Personal information
- Date of birth: 29 September 1935
- Place of birth: Birmingham, England
- Date of death: 27 February 2019 (aged 83)
- Position(s): Defender

Senior career*
- Years: Team / Apps / (Gls)
- 1957–1964: Blackpool / 187 / (1)
- 1964–1965: Oldham Athletic / 42 / (4)
- 1965–????: Tranmere Rovers / 102 / (0)

= Barrie Martin =

English footballer (1935–2019)

Barrie Martin (29 September 1935 – 27 February 2019) was an English professional footballer. He spent seven years at Blackpool in the 1950s and 1960s, making almost 200 Football League appearances for the club.

==Blackpool==
Martin made his debut for Joe Smith's Blackpool on 28 December 1957, in a 3–2 defeat to Bolton Wanderers. He also appeared in the final league game three days later, another defeat, this time at Tottenham Hotspur.

Joe Smith retired after 23 years as Blackpool manager at the end of 1957–58. His successor for the 1958–59 campaign was former Pool player Ron Suart. Suart gave six league starts to Martin.
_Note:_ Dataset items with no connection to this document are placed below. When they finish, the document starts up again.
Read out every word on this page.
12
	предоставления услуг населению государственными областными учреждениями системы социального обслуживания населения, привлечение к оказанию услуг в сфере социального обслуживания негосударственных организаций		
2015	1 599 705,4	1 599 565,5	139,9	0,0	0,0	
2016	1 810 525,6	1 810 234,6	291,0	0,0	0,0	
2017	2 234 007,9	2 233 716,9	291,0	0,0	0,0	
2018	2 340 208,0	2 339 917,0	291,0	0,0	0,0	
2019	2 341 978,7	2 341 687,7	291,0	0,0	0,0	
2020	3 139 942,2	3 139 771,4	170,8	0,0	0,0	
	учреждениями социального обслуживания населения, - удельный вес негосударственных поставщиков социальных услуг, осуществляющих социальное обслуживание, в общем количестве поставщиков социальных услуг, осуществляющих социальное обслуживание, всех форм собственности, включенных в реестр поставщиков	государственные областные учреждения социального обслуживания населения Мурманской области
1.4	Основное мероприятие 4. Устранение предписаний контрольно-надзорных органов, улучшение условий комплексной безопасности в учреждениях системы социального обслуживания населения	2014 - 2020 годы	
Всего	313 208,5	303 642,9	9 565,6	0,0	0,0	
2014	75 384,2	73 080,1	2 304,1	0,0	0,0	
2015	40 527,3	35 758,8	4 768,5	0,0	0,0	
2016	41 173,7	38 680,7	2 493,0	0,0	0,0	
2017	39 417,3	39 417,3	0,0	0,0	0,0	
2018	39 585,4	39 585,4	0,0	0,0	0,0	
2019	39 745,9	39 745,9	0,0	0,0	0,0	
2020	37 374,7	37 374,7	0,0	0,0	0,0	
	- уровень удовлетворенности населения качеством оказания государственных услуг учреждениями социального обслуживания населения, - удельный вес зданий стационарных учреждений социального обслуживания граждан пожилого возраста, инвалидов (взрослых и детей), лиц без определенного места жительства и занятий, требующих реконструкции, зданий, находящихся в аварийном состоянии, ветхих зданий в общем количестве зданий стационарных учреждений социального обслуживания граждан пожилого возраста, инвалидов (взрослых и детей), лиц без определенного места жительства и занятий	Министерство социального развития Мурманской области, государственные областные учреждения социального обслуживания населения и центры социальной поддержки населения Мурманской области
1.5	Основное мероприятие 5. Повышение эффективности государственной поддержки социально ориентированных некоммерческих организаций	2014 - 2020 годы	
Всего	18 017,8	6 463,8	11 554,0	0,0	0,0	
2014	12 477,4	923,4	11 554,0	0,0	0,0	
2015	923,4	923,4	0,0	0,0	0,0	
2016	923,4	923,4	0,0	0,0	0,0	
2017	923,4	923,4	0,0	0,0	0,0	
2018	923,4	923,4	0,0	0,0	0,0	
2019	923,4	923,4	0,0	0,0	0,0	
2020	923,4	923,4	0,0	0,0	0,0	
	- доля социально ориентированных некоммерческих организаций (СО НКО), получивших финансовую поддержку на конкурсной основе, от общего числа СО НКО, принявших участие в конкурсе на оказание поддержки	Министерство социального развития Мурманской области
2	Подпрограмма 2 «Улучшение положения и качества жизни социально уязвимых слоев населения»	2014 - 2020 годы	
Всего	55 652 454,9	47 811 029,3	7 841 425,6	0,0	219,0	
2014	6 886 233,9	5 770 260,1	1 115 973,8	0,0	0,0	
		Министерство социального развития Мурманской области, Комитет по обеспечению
It was Martin's third season at Blackpool, 1959–60, that he properly broke into the team. He made 38 league appearances, missing only four games. He also scored his first goal for the club, in a 3–1 victory over Chelsea at Bloomfield Road on 12 December.

In 1960–61, Martin was ever-present in Blackpool's first twelve games of the league campaign, but he went on to miss the next 22. He returned to the line-up on 31 March, with eight games remaining, of which he appeared in six.

Conversely, Martin missed only one league game of the 1961–62 campaign (and one of Blackpool's 52 total games, which included a run to the semi-finals of the League Cup).

He went one better in 1962–63, appearing in all of the club's 47 league and cup games.

Martin chalked up another forty league appearances in 1963–64, his final season at the seaside. His swan song was in the final game of the league campaign, a 4–3 defeat at Ipswich Town on 25 April.